UNDANG-UNDANG REPUBLIK INDONESIA

NOMOR 27 TAHUN 2014

TENTANG

ANGGARAN PENDAPATAN DAN BELANJA NEGARA

TAHUN ANGGARAN 2015

I. UMUM

Anggaran Pendapatan dan Belanja Negara (APBN) Tahun Anggaran 2015

disusun dengan berpedoman pada Rencana Kerja Pemerintah (RKP) Tahun

2015, serta Kerangka Ekonomi Makro dan Pokok-pokok Kebijakan Fiskal

Tahun 2015 sebagaimana telah dibahas dan disepakati bersama, baik

dalam Pembicaraan Pendahuluan maupun Pembicaraan Tingkat I

Pembahasan Rancangan APBN Tahun Anggaran 2015 antara Pemerintah

dan Dewan Perwakilan Rakyat Republik Indonesia. Hal tersebut sesuai

dengan ketentuan dalam Pasal 12 dan Pasal 13 Undang-Undang Nomor 17

Tahun 2003 tentang Keuangan Negara. Selain itu, APBN Tahun Anggaran

2015 juga mempertimbangkan kondisi ekonomi, sosial, dan politik yang

berkembang dalam beberapa bulan terakhir, serta berbagai langkah

kebijakan yang diperkirakan akan ditempuh dalam tahun 2015.

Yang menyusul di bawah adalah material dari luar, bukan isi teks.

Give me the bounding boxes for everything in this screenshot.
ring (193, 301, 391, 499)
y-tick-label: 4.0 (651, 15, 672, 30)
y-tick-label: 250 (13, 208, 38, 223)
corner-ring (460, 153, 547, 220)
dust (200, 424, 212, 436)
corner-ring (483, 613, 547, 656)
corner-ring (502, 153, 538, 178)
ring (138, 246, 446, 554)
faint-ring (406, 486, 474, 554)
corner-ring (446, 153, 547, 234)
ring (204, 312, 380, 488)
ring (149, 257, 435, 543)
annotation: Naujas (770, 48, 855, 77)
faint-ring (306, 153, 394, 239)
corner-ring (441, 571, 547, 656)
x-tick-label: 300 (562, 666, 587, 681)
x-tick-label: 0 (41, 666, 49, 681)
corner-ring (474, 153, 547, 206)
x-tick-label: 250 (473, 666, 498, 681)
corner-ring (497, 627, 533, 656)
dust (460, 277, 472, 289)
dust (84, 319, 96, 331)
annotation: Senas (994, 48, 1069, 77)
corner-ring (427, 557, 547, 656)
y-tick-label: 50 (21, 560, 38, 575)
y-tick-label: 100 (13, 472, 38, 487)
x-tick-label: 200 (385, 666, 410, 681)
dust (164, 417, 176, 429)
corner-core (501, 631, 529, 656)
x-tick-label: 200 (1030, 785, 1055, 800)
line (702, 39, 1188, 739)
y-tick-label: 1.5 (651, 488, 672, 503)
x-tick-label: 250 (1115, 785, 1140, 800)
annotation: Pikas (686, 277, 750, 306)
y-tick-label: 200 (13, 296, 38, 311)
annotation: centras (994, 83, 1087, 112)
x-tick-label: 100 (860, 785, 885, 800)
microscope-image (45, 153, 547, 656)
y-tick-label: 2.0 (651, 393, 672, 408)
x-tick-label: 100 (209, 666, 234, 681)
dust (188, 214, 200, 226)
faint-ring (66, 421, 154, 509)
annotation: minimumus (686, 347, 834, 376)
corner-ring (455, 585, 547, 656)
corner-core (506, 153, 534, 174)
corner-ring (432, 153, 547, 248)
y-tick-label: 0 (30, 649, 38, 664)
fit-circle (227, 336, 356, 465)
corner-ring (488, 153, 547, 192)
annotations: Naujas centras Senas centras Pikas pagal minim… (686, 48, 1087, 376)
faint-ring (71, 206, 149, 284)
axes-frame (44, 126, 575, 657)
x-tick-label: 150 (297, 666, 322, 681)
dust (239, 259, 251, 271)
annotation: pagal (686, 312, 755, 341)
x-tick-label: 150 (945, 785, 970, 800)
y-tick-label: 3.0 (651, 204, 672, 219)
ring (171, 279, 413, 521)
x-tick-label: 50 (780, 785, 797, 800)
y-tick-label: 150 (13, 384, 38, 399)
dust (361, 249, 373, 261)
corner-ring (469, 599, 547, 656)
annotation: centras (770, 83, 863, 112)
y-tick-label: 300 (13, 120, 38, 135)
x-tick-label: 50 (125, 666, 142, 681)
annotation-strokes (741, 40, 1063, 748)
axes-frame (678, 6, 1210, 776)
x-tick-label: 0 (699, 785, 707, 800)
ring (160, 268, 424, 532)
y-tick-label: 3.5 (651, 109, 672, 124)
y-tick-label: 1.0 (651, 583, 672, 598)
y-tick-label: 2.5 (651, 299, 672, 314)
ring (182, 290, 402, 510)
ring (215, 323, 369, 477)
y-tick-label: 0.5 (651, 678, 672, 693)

Dengan memperhatikan perkembangan faktor eksternal dan stabilitas

ekonomi makro, pertumbuhan ekonomi Indonesia dalam tahun 2015

diperkirakan mencapai sekitar 5,8% (lima koma delapan persen). Seiring

dengan membaiknya kondisi perekonomian global, Pemerintah optimis

target pertumbuhan ekonomi tersebut dapat tercapai, melalui

pertumbuhan konsumsi masyarakat yang diperkirakan masih cukup tinggi,

iklim investasi yang semakin kondusif, dan membaiknya kinerja ekspor.

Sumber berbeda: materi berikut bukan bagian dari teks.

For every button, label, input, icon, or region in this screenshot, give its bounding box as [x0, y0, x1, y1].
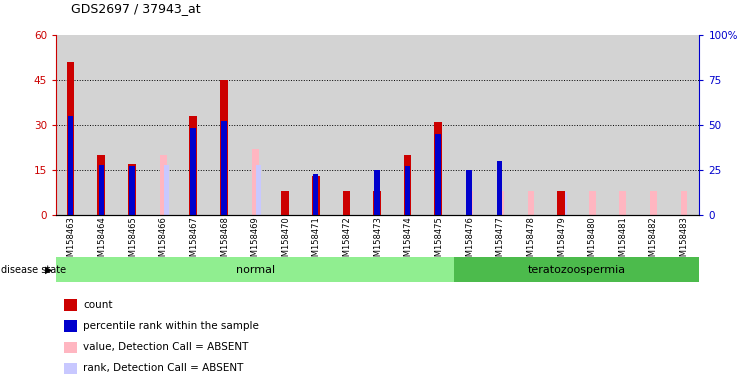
Bar	[638, 35, 669, 215]
Bar	[435, 134, 441, 215]
Text: disease state: disease state	[1, 265, 66, 275]
Bar	[454, 257, 699, 282]
Bar	[527, 191, 534, 215]
Bar	[650, 191, 657, 215]
Text: value, Detection Call = ABSENT: value, Detection Call = ABSENT	[83, 342, 248, 353]
Bar	[374, 170, 380, 215]
Bar	[128, 164, 135, 215]
Bar	[271, 35, 301, 215]
Bar	[191, 128, 196, 215]
Bar	[209, 35, 240, 215]
Bar	[117, 35, 148, 215]
Text: teratozoospermia: teratozoospermia	[528, 265, 626, 275]
Bar	[669, 35, 699, 215]
Bar	[312, 176, 319, 215]
Text: percentile rank within the sample: percentile rank within the sample	[83, 321, 259, 331]
Bar	[281, 191, 289, 215]
Bar	[557, 191, 565, 215]
Text: normal: normal	[236, 265, 275, 275]
Bar	[97, 155, 105, 215]
Bar	[240, 35, 271, 215]
Bar	[497, 161, 502, 215]
Bar	[129, 166, 135, 215]
Text: ▶: ▶	[45, 265, 52, 275]
Bar	[160, 155, 167, 215]
Bar	[179, 35, 209, 215]
Bar	[148, 35, 179, 215]
Bar	[607, 35, 638, 215]
Bar	[589, 191, 595, 215]
Bar	[87, 35, 117, 215]
Bar	[56, 257, 454, 282]
Bar	[619, 191, 626, 215]
Bar	[515, 35, 546, 215]
Bar	[221, 121, 227, 215]
Bar	[577, 35, 607, 215]
Bar	[363, 35, 393, 215]
Bar	[313, 174, 319, 215]
Bar	[343, 191, 350, 215]
Bar	[301, 35, 332, 215]
Bar	[56, 35, 87, 215]
Text: rank, Detection Call = ABSENT: rank, Detection Call = ABSENT	[83, 363, 243, 374]
Text: count: count	[83, 300, 112, 310]
Bar	[546, 35, 577, 215]
Bar	[435, 122, 442, 215]
Bar	[332, 35, 363, 215]
Bar	[257, 164, 261, 215]
Bar	[68, 116, 73, 215]
Bar	[454, 35, 485, 215]
Bar	[252, 149, 259, 215]
Bar	[681, 191, 687, 215]
Bar	[189, 116, 197, 215]
Bar	[485, 35, 515, 215]
Bar	[393, 35, 423, 215]
Bar	[373, 191, 381, 215]
Bar	[220, 80, 227, 215]
Bar	[466, 191, 473, 215]
Bar	[466, 170, 472, 215]
Bar	[165, 164, 169, 215]
Bar	[423, 35, 454, 215]
Bar	[404, 155, 411, 215]
Bar	[67, 62, 75, 215]
Bar	[99, 164, 104, 215]
Text: GDS2697 / 37943_at: GDS2697 / 37943_at	[71, 2, 200, 15]
Bar	[405, 166, 411, 215]
Bar	[562, 192, 567, 215]
Bar	[497, 191, 503, 215]
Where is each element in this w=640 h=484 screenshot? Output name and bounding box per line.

Sementara itu, impor Indonesia akan lebih difokuskan pada barang modal

sehingga dapat memicu perkembangan industri pengolahan dalam negeri.

Selain itu, kondisi ekonomi makro juga diperkirakan membaik dan stabil.

Melalui kebijakan fiskal, moneter, dan sektor riil yang terkoordinasi, nilai

tukar rupiah diperkirakan akan berada pada kisaran Rp11.900,00 (sebelas

ribu sembilan ratus rupiah) per satu dolar Amerika Serikat. Stabilitas nilai

tukar rupiah tersebut mempunyai peranan penting terhadap pencapaian

sasaran inflasi tahun 2015 dan perkembangan suku bunga perbankan.

Pada . . .

- 2 -

Pada tahun 2015, dengan terjaganya stabilitas nilai tukar rupiah dan

terjaminnya pasokan serta lancarnya arus distribusi kebutuhan bahan

pokok, laju inflasi diperkirakan dapat dikendalikan pada tingkat

4,4% (empat koma empat persen). Sejalan dengan itu, rata-rata suku

bunga Surat Perbendaharaan Negara (SPN) 3 (tiga) bulan diperkirakan

akan mencapai 6,0% (enam koma nol persen). Di lain pihak, dengan

mempertimbangkan pertumbuhan permintaan minyak dunia yang mulai

meningkat seiring dengan pemulihan perekonomian dunia, rata-rata harga

minyak mentah Indonesia (Indonesia Crude Price/ICP) di pasar

internasional dalam tahun 2015 diperkirakan akan berada pada kisaran

US$105,0 (seratus lima dolar Amerika Serikat) per barel. Sementara itu,

tingkat lifting minyak mentah diperkirakan mencapai sekitar 900 (sembilan

ratus) ribu barel per hari, sedangkan lifting gas diperkirakan mencapai

1.248 (seribu dua ratus empat puluh delapan) ribu barel setara minyak per

hari.

Strategi pelaksanaan pembangunan Indonesia didasarkan pada Rencana

Pembangunan Jangka Panjang Nasional (RPJPN) 2005–2025. Pelaksanaan

strategi RPJPN dibagi ke dalam empat tahap Rencana Pembangunan

Jangka Menengah Nasional (RPJMN) yang tiap-tiap tahap memuat rencana

dan strategi pembangunan untuk lima tahun yang akan dilaksanakan oleh

Pemerintah. Selanjutnya, Presiden terpilih beserta anggota kabinet yang

membantunya akan menuangkan visi, misi, dan rencana kerja

pemerintahan untuk menjawab tantangan dan permasalahan aktual,

sekaligus untuk mencapai sasaran-sasaran rencana pembangunan jangka

menengah dan jangka panjang yang telah disusun.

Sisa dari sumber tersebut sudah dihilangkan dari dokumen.